Я думал, что он пойдёт к начальству жаловаться, и меня скоро вызовут к следователю на допрос, но в этот день меня не вызвали, и на другой то же, а через
Вскоре он вставил зубы и ходил по цеху сиял золотой улыбкой, хотя зубы были позолоченные, но смотрелись как золотые. Вот так мирно завершилась эта непростая ситуация.
ЧЁРНАЯ ПОЛОСА ГЕРТЫ
Казалось бы, в нашем цеху всё наладилось, но только не у Герты, она, в самом деле, попала в чёрную полосу. Сначала уехал Михаил Крамаренко, её кормилец, а совсем не так давно с ней случилась беда. Рабочий день уже шёл к обеду, я заканчивал сборку двигателя и торопился, чтобы к обеду отдать его Виктору Клименко на обкатку, и вдруг в цехе прогремел взрыв, да такой мощности, как будто где-то в районе заливочной выстрелили из пушки танка. Я сразу понял, взрыв мог произойти только в заливочной мастерской, там самое взрывоопасное место, потому что там огонь, да ещё Герта паяла горелкой бензобаки. Я бросил гаечный ключ и бегом в заливочную, открываю дверь и вижу, вся мастерская затянута дымом, на полу лежит Герта, раскинув руки в стороны. В стороне от неё лежала горелка с языком пламени, а в другой стороне лежал разорванный бензобак.
Я сразу понял, в чём дело. Герта, как следует, бензобак не пропарила и начала паять. От нагрева бензиновые газы скопились, вот он и взорвался прямо в её руках. Но сейчас рассуждать нет времени, надо устранить последствия взрыва и оказать помощь Герте. Я погасил горелку и стал поднимать Герту с пола, в это время подбежал Витя Клименко и ещё кто-то. Я вижу, что лицо Герты обожжено, а когда приподнял её, то увидел, что и руки сильно обожжены. Виктору Клименко говорю: «Витя, быстрее беги к дежурному по заводу за машиной, Герту надо срочно вести в наш госпиталь».

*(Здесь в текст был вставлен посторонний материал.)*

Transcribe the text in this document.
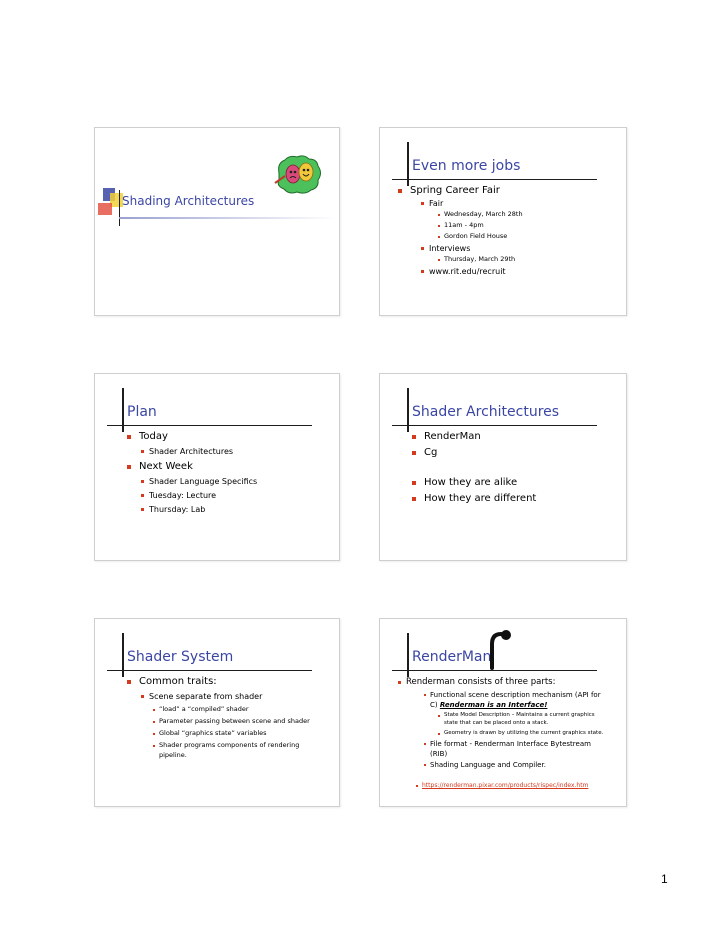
Shading Architectures
Even more jobs
Spring Career Fair
Fair
Wednesday, March 28th
11am - 4pm
Gordon Field House
Interviews
Thursday, March 29th
www.rit.edu/recruit
Plan
Today
Shader Architectures
Next Week
Shader Language Specifics
Tuesday: Lecture
Thursday: Lab
Shader Architectures
RenderMan
Cg
How they are alike
How they are different
Shader System
Common traits:
Scene separate from shader
“load” a “compiled” shader
Parameter passing between scene and shader
Global “graphics state” variables
Shader programs components of rendering
pipeline.
RenderMan
Renderman consists of three parts:
Functional scene description mechanism (API for
C) Renderman is an Interface!
State Model Description – Maintains a current graphics
state that can be placed onto a stack.
Geometry is drawn by utilizing the current graphics state.
File format - Renderman Interface Bytestream
(RIB)
Shading Language and Compiler.
https://renderman.pixar.com/products/rispec/index.htm
1
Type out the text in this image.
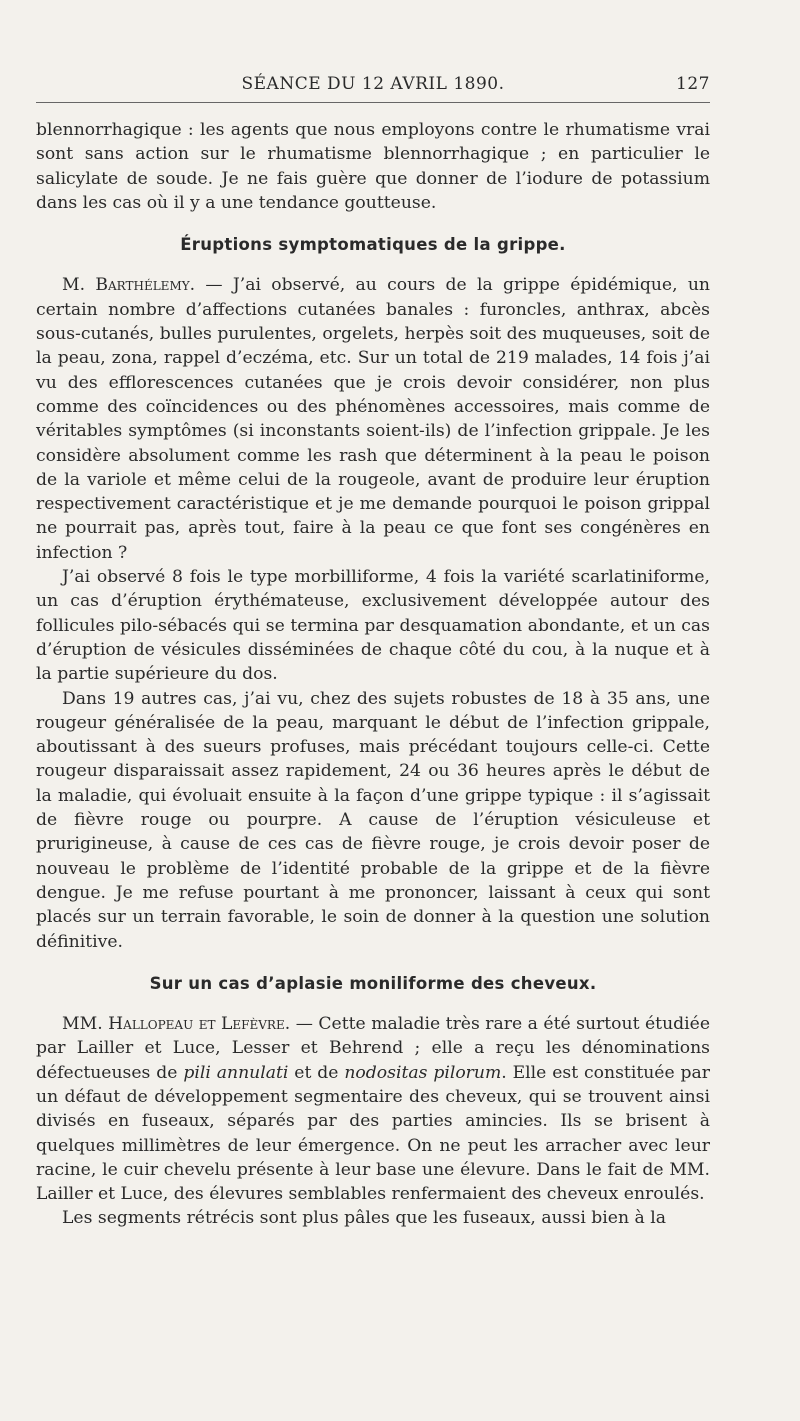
SÉANCE DU 12 AVRIL 1890.	127

blennorrhagique : les agents que nous employons contre le rhumatisme vrai sont sans action sur le rhumatisme blennorrhagique ; en particulier le salicylate de soude. Je ne fais guère que donner de l’iodure de potassium dans les cas où il y a une tendance goutteuse.

Éruptions symptomatiques de la grippe.

M. Barthélemy. — J’ai observé, au cours de la grippe épidémique, un certain nombre d’affections cutanées banales : furoncles, anthrax, abcès sous-cutanés, bulles purulentes, orgelets, herpès soit des muqueuses, soit de la peau, zona, rappel d’eczéma, etc. Sur un total de 219 malades, 14 fois j’ai vu des efflorescences cutanées que je crois devoir considérer, non plus comme des coïncidences ou des phénomènes accessoires, mais comme de véritables symptômes (si inconstants soient-ils) de l’infection grippale. Je les considère absolument comme les rash que déterminent à la peau le poison de la variole et même celui de la rougeole, avant de produire leur éruption respectivement caractéristique et je me demande pourquoi le poison grippal ne pourrait pas, après tout, faire à la peau ce que font ses congénères en infection ?

J’ai observé 8 fois le type morbilliforme, 4 fois la variété scarlatiniforme, un cas d’éruption érythémateuse, exclusivement développée autour des follicules pilo-sébacés qui se termina par desquamation abondante, et un cas d’éruption de vésicules disséminées de chaque côté du cou, à la nuque et à la partie supérieure du dos.

Dans 19 autres cas, j’ai vu, chez des sujets robustes de 18 à 35 ans, une rougeur généralisée de la peau, marquant le début de l’infection grippale, aboutissant à des sueurs profuses, mais précédant toujours celle-ci. Cette rougeur disparaissait assez rapidement, 24 ou 36 heures après le début de la maladie, qui évoluait ensuite à la façon d’une grippe typique : il s’agissait de fièvre rouge ou pourpre. A cause de l’éruption vésiculeuse et prurigineuse, à cause de ces cas de fièvre rouge, je crois devoir poser de nouveau le problème de l’identité probable de la grippe et de la fièvre dengue. Je me refuse pourtant à me prononcer, laissant à ceux qui sont placés sur un terrain favorable, le soin de donner à la question une solution définitive.

Sur un cas d’aplasie moniliforme des cheveux.

MM. Hallopeau et Lefèvre. — Cette maladie très rare a été surtout étudiée par Lailler et Luce, Lesser et Behrend ; elle a reçu les dénominations défectueuses de pili annulati et de nodositas pilorum. Elle est constituée par un défaut de développement segmentaire des cheveux, qui se trouvent ainsi divisés en fuseaux, séparés par des parties amincies. Ils se brisent à quelques millimètres de leur émergence. On ne peut les arracher avec leur racine, le cuir chevelu présente à leur base une élevure. Dans le fait de MM. Lailler et Luce, des élevures semblables renfermaient des cheveux enroulés.

Les segments rétrécis sont plus pâles que les fuseaux, aussi bien à la
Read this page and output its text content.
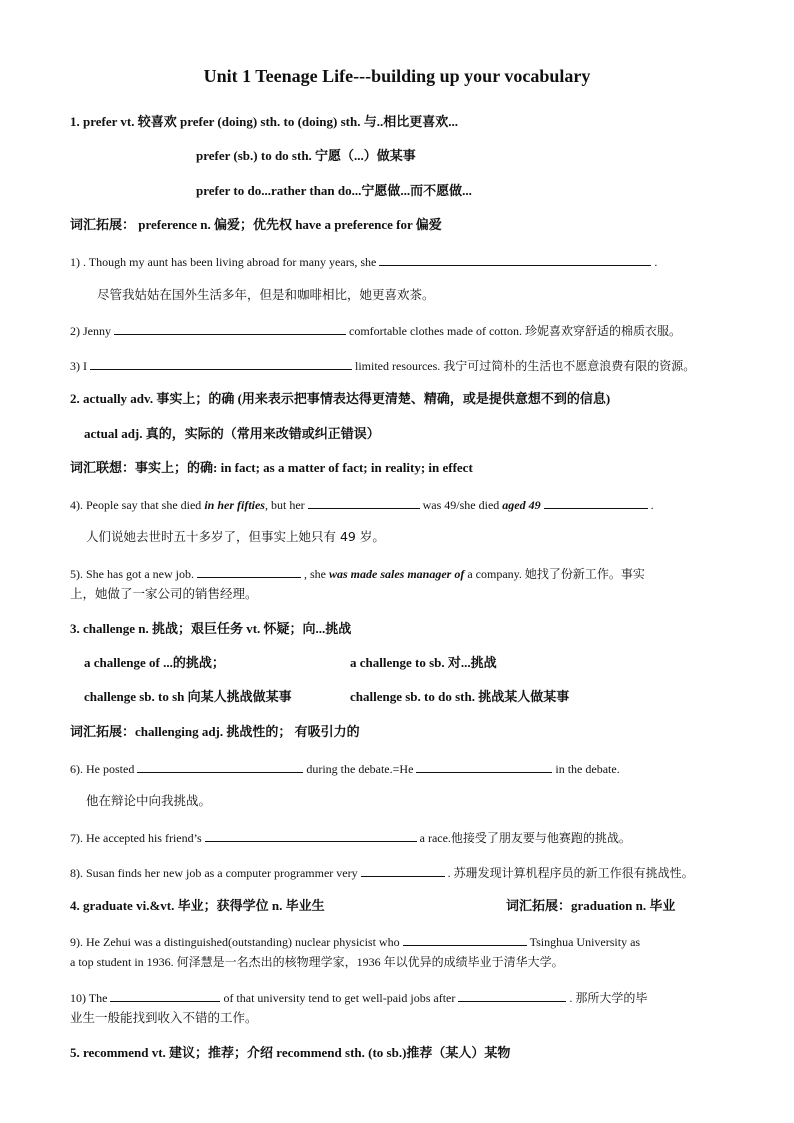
Unit 1 Teenage Life---building up your vocabulary
1. prefer vt. 较喜欢 prefer (doing) sth. to (doing) sth. 与..相比更喜欢...
prefer (sb.) to do sth. 宁愿（...）做某事
prefer to do...rather than do...宁愿做...而不愿做...
词汇拓展： preference n. 偏爱；优先权 have a preference for 偏爱
1) . Though my aunt has been living abroad for many years, she	.
尽管我姑姑在国外生活多年，但是和咖啡相比，她更喜欢茶。
2) Jenny	comfortable clothes made of cotton. 珍妮喜欢穿舒适的棉质衣服。
3) I	limited resources. 我宁可过简朴的生活也不愿意浪费有限的资源。
2. actually adv. 事实上；的确 (用来表示把事情表达得更清楚、精确，或是提供意想不到的信息)
actual adj. 真的，实际的（常用来改错或纠正错误）
词汇联想：事实上；的确: in fact; as a matter of fact; in reality; in effect
4). People say that she died in her fifties, but her	was 49/she died aged 49	.
人们说她去世时五十多岁了，但事实上她只有 49 岁。
5). She has got a new job.	, she was made sales manager of a company. 她找了份新工作。事实
上，她做了一家公司的销售经理。
3. challenge n. 挑战；艰巨任务 vt. 怀疑；向...挑战
a challenge of ...的挑战；	a challenge to sb. 对...挑战
challenge sb. to sh 向某人挑战做某事	challenge sb. to do sth. 挑战某人做某事
词汇拓展：challenging adj. 挑战性的； 有吸引力的
6). He posted	during the debate.=He	in the debate.
他在辩论中向我挑战。
7). He accepted his friend’s	a race.他接受了朋友要与他赛跑的挑战。
8). Susan finds her new job as a computer programmer very	. 苏珊发现计算机程序员的新工作很有挑战性。
4. graduate vi.&vt. 毕业；获得学位 n. 毕业生	词汇拓展：graduation n. 毕业
9). He Zehui was a distinguished(outstanding) nuclear physicist who	Tsinghua University as
a top student in 1936. 何泽慧是一名杰出的核物理学家，1936 年以优异的成绩毕业于清华大学。
10) The	of that university tend to get well-paid jobs after	. 那所大学的毕
业生一般能找到收入不错的工作。
5. recommend vt. 建议；推荐；介绍 recommend sth. (to sb.)推荐（某人）某物
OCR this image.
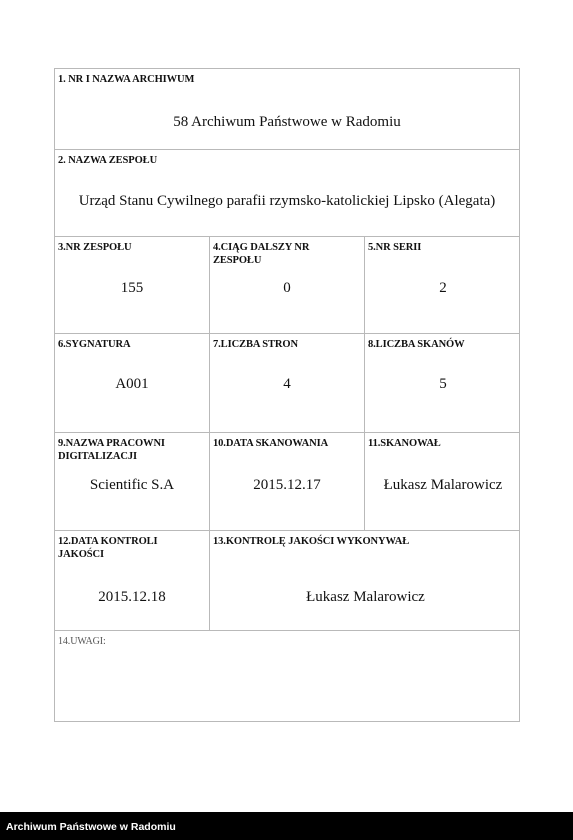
1. NR I NAZWA ARCHIWUM
58 Archiwum Państwowe w Radomiu
2. NAZWA ZESPOŁU
Urząd Stanu Cywilnego parafii rzymsko-katolickiej Lipsko (Alegata)
3.NR ZESPOŁU
155
4.CIĄG DALSZY NR ZESPOŁU
0
5.NR SERII
2
6.SYGNATURA
A001
7.LICZBA STRON
4
8.LICZBA SKANÓW
5
9.NAZWA PRACOWNI DIGITALIZACJI
Scientific S.A
10.DATA SKANOWANIA
2015.12.17
11.SKANOWAŁ
Łukasz Malarowicz
12.DATA KONTROLI JAKOŚCI
2015.12.18
13.KONTROLĘ JAKOŚCI WYKONYWAŁ
Łukasz Malarowicz
14.UWAGI:
Archiwum Państwowe w Radomiu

Виктор убежал, а Герта открыла глаза и говорит: «Симон, не надо мен в шпиталь, (польский язык) у меня же дети». Я ей говорю: «Герта тебе срочно нужна медицинская помощь, иначе полученные раны загноятся, и тогда твои дети вообще могут сиротами остаться». Мой довод оказался убедительным, и Герта согласилась ехать в госпиталь. Вскоре подошла машина, и дневальный по КПП сам её повёз на лечение.
В госпитале лечилась Герта около месяца, я к ней два раза ходил, носил кое-какие передачи, а когда она пришла на работу, то сразу подошла к моему верстаку и с улыбкой сказала: «Ну, вот, Симон (Семён она не могла выговорить и звала меня на иностранный манер Симоном), я вернулась на работу». Смотрю на неё и вижу, что обгоревшие брови выросли и вполне сносно выглядят, ожоги на лбу, носу, щеках зажили, но кожа была ещё молодая и они были красные. На этот счёт я пошутил: «Слушай, Герта, а тебе сейчас и румяна не нужны, ты постоянно румяная. Она грустно улыбнулась и показала свои забинтованные кисти рук и говорит мне: «Руки ещё плохо зажили, но работать ими я смогу». Затем помолчала немного и добавила: «Ты же знаешь, я обычно паяю без защитных очков, а на этот раз как будто чувствовала, что может, что-то случиться не поправимое и надела защитные очки, вот они мне глаза и сохранили, а то слепая бы была». Я посмотрел на её грустное лицо и говорю: «Не грусти, Герта, как моя мама говорит: «хорошо то, что хорошо кончается», так что будем жить».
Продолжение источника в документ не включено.